Вместо ответа Жюльен зашагал по комнате, приволакивая больную ногу.
— Я жду от тебя объяснений, — заявил он, пока Варди устраивался в кресле.
— Как насчет того, чтобы промочить горло? — осведомился Варди с той же сдержанной улыбкой.
Жюльен пододвинул ему бутылку и рюмку. В бутылке был сладкий вермут — единственный уважаемый Варди напиток.
— Я жду, — повторил Жюльен, прислонившись к книжному шкафу и взирая на Варди сверху вниз.
— К чему столько драматизма? — сказал Варди. — Это долгая история. Расслабься.

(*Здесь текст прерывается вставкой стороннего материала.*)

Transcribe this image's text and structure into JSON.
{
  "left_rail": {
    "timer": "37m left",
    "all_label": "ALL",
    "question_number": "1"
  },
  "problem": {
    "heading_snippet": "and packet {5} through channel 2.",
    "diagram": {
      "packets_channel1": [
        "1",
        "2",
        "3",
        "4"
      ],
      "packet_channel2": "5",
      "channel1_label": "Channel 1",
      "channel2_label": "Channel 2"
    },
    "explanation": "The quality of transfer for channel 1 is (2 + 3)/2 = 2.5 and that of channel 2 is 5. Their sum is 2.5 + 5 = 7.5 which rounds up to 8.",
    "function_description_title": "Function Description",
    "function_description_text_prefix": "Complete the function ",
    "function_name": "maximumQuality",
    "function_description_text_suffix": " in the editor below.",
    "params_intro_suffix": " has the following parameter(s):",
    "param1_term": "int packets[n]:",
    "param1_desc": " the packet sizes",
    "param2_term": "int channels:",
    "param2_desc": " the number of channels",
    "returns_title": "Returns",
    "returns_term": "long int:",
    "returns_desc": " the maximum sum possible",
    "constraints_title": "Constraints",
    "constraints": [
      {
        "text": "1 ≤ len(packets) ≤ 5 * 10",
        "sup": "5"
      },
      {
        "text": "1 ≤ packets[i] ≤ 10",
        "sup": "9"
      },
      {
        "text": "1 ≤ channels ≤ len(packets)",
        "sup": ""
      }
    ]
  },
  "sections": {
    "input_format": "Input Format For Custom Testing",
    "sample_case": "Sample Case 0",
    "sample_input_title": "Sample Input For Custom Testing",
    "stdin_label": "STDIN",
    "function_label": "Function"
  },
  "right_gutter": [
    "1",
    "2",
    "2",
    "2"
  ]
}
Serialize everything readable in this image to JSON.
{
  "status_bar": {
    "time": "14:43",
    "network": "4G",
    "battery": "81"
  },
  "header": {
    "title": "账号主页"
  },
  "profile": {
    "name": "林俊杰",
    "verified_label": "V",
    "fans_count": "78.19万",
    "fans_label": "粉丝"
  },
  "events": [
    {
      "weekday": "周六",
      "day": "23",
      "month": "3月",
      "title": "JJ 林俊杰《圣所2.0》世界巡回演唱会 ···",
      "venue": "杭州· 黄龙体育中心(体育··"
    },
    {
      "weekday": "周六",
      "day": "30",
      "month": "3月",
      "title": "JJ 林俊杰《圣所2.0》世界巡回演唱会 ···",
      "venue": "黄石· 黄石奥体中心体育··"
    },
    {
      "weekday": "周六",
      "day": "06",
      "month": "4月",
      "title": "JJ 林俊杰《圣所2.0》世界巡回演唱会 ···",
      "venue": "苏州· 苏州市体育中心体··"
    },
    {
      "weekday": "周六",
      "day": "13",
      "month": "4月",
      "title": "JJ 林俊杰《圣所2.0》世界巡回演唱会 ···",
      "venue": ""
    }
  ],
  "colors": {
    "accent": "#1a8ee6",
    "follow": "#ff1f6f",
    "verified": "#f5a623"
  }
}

— Ты решил меня разыграть? — спросил Жюльен.
— Нет.
— Неужели ты хочешь сказать, что веришь их гарантиям и уверениям?
— Более-менее. После смерти старика кое-что переменилось.
— Ты совсем спятил? — снова спросил Жюльен.
Варди пригубил вермут и отставил рюмку.
— Слушай, — сказал он, — я могу предложить тебе короткую и длинную версию. Короткая: на протяжении восьми лет, пока у власти у меня дома находились белые, я был красным эмигрантом, а потом, Когда к власти пришли красные, я еще десять лет оставался белым эмигрантом. Вместе это восемнадцать лет бесплодной ненависти и бесплодных надежд. Уезжая, я был подающим надежды тридцатилетним молодым человеком, теперь же мне под пятьдесят. Вот я и решил, что пора разобраться с этой диалектикой.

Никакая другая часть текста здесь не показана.